Nemuel made me think of goals we have as parents, and as a Jewish educational summer camp. We want our children to be independent thinkers, strong and confident and able to stand up to peer pressure. In my 17 years as a camp director (12 in Palmer), I have found that this is – appropriately – hard. I can hear my own parents responding to my excuses that “other kids were doing the same thing” by saying that they weren’t concerned with what others did, but rather how I behaved. My mom and dad encouraged me to be a leader and not to follow when I knew something was wrong.
What does this have to do with Nemuel? In this week’s parsha, while discussing a census, the Torah notes that Eliab had three sons, Nemuel, Dathan and Abiram. If you remember, Dathan and Abiram were the ones swallowed up by the earth for rebelling against Moses. It turns out that their brother, Nemuel, did not join in their rebellion. Three boys raised in the same house and in the same environment. Two of them rebelled but the third resisted that pressure and remained true. How did Nemuel resist the temptations that impacted his brothers? The Torah doesn’t say any more.

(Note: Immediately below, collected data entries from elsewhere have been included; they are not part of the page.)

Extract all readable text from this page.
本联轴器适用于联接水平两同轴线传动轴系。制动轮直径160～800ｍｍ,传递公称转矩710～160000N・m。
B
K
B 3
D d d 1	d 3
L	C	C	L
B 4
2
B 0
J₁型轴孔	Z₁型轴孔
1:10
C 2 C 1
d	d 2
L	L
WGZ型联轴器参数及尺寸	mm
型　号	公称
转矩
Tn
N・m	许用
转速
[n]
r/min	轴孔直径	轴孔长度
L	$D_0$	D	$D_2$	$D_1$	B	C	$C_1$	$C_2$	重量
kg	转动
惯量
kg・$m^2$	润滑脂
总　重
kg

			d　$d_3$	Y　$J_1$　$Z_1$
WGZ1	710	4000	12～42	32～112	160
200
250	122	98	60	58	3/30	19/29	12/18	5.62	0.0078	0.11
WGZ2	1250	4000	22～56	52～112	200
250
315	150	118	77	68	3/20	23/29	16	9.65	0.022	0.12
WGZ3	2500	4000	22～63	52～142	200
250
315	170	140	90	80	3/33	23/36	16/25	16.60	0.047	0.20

In my experience, there are no guarantees when it comes to raising children. I think that it is important for children to be provided with great role models and teachers while given enough independence to make choices and the mistakes that come along with them. It is so hard to see our children struggle or hurt. Yet, it is equally important that when our children make mistakes we hold them accountable and guide them on how to do teshuva (return to the right path). One of the beautiful things at camp is that chanichim (campers) have a safe setting in which to face decisions on how to respond to many life situations. When they make mistakes, we try to learn from them, and then they are put right back into situations where they can make the right choices and grow.
Perhaps Nemuel grew up, made some mistakes, learned from them, and when faced with a critical decision as an adult he had the courage and confidence to do the right thing. At camp, I have been around long enough to have seen many of our chanichim grow from little kids to be on our tzevet (staff). I have seen them make mistakes, grow and blossom into wonderful young leaders and role models. Shabbat Shalom.